Thomas W. Brown, a North Carolina Native, served his apprenticeship in New York City with Louis Fellows and returned to Wilmington in 1823 to open his own shop at 37 Market Street. He advertised that he made “Jewelry, silverware, table and pocket cutlery, pistols, fancy articles, etc.” and the he repaired watches and jewelry “With neatness and dispatch.” Brown designed and made the Old Wilmington Cup.
A young Wilmingtonian lad, William Anderson, apprenticed himself to Brown as a silversmith and they became partners in 1851. Upon the death of Brown, Anderson become the sole owner. When Anderson died in 1872, the business was known as T. W. Brown and Sons and was run by Thomas’ son L. S. F. Brown and stepson E. F. Story.
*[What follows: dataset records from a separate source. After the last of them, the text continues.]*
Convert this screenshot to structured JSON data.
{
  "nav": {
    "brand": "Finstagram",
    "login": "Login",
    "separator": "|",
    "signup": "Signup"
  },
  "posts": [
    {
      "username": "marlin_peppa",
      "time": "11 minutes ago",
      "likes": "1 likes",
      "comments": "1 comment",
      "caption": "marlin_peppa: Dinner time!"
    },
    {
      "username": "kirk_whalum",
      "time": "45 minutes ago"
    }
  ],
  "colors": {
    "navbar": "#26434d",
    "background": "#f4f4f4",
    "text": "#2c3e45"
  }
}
While there are several cups similar in style to the Old Wilmington Cup, it is distinctive in that the diameter is larger in relation to the height. Only Brown would be able to explain why we did this and time has sealed his lips. Whatever his reason, he has left us a unique design.
Pewter is one of the oldest alloys to be crafted by the ancient Chinese and Greeks even before the Romans. Lead was used in the composition which made it dull and deadly. In Colonial time the British eliminated the lead making it safe and far more lustrous. The same (lead-free) metal formula is used in our cup. Your Old Wilmington Cup will rarely need polishing. Warm water, soap and rubbing with a soft cloth is all that is necessary. If needed pewter polish may be used.
William and Janice Kingoff re-introduced the Old Wilmington Cup to modern day Wilmingtonians in the early 1980’s.